Duży rozmiar komputera to też okazja do nie oszczędzania na złączach. Projektanci tego laptopa na szczęście o tym nie zapomnieli: użytkownik ma do dyspozycji dwa porty USB-A 3.2 i dwa złącza USB4 typu C. Dostępne są też złącze HDMI i słuchawkowe. Oprócz tego laptop obsługuje łączność Bluetooth 5.2 i Wi-Fi 6E.
Zawias klapy wyświetlacza wyraźnie daje znać, iż użytkownik ma do czynienia ze sprzętem klasy premium. Komputer otwiera się i zamyka bez żadnego oporu, a zarazem po otwarciu klapy ta pewnie pozostaje na swoim miejscu. Klawiatura jest przyzwoita i wyposażona w dwustopniowy system podświetlenia. Bez większego zmęczenia byłem w stanie pracować na tym komputerze choćby cały dzień, a dużego rozmiaru gładzik o przyjemnej fakturze również sprawdza się bez zarzutów. A uśmiechałem się podczas pracy często, z dwóch powodów.
To najpiękniejszy wyświetlacz laptopa, z jakim miałem do czynienia. Acer Swift Edge 16 urzeka też swoją kamerką.
16-calowy wyświetlacz OLED o proporcjach 16:10 (3840 x 2400 pikseli) już z samego opisu rodzi nadzieję na przepiękny obraz z perfekcyjnym kontrastem. Sama specyfikacja już to sugeruje: ów kontrast przez technologię OLED jest w zasadzie gwarantowany, a taka rozdzielczość przy tym rozmiarze matrycy daje pewność ostrego, klarownego obrazu. A co z pozostałymi parametrami? Cóż, jest rewelacyjnie.
Szczytowa jasność ekranu to ponad 500 nitów, a komputer jest w stanie utrzymać tę jasność przez dłuższy czas. To oznacza świetne wrażenia HDR podczas oglądania filmów czy zabawy z grami wideo, a także zdolność do niemal perfekcyjnej reprodukcji całej palety barwnej DCI-P3. Praca z tekstem czy multimediami to przyjemność, która nie męczy wzroku, a parametry wyświetlacza umożliwiają choćby profesjonalną obróbkę materiałów.

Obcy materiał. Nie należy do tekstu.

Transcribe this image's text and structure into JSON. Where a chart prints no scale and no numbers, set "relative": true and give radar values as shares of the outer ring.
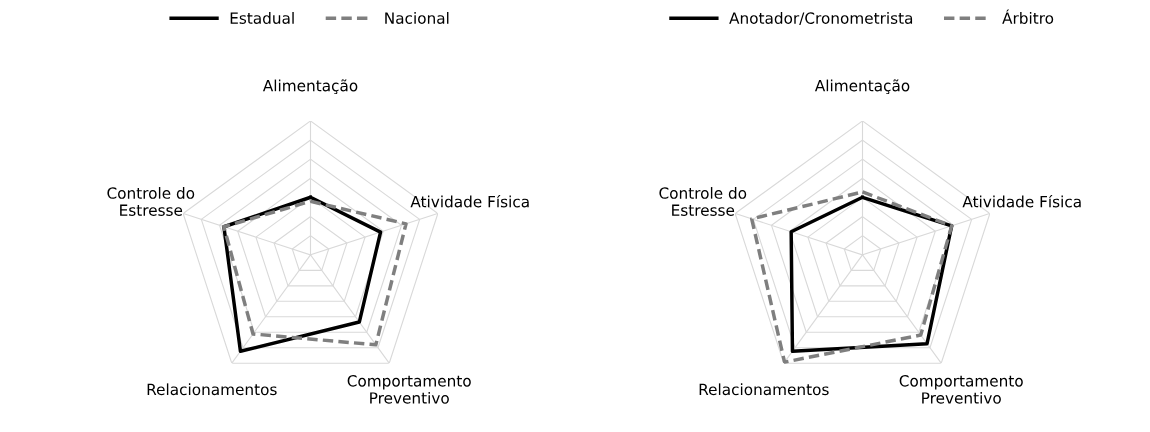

Do ideału brakuje odświeżania powyżej 60 Hz, ale takich wyświetlaczy, łączących wysokie odświeżanie z resztą parametrów Edge’a 16 jeszcze nie ma.
Świetna jest też jego internetowa kamera, to jeden z lepszych webcamów w laptopach, jakie testowałem. Rejestruje obraz w rozdzielczości Full HD i bardzo dobrze sobie radzi również przy słabym oświetleniu. Nie jest to kamera biometryczna, ale to nie oznacza, iż Swift Edge 16 nie może być zabezpieczany mechanizmem Windows Hello – do tego służy szybki czytnik linii papilarnych.
Całość wyposażenia uzupełniają głośniki stereo, nad którymi zachwycać się nie będę. Nie są złe i oferują ponadprzeciętną jakość dźwięku jak na system wbudowany w laptopa. Tym niemniej odtwarzanie muzyki raczej nie jest specjalizacją tego sprzętu.
A co z wydajnością? Komputer umiejętnie zarządza mocą, energią i chłodzeniem.
Układy scalone Ryzen wykonywane są w bardzo nowoczesnej litografii, a mikroarchitektury Zen (CPU) i RDNA (GPU) już kilka generacji z rzędu udowadniają, iż odpowiedzialni za nie inżynierowe wiedzą, co robią. W efekcie chipy Ryzen najczęściej wyprzedzają odpowiedniki od innych firm pod względem wydajności, oferując przy tym niższe zużycie energii. A także, bonusowo, niemal zawsze wyższą wydajność obróbki grafiki 3D.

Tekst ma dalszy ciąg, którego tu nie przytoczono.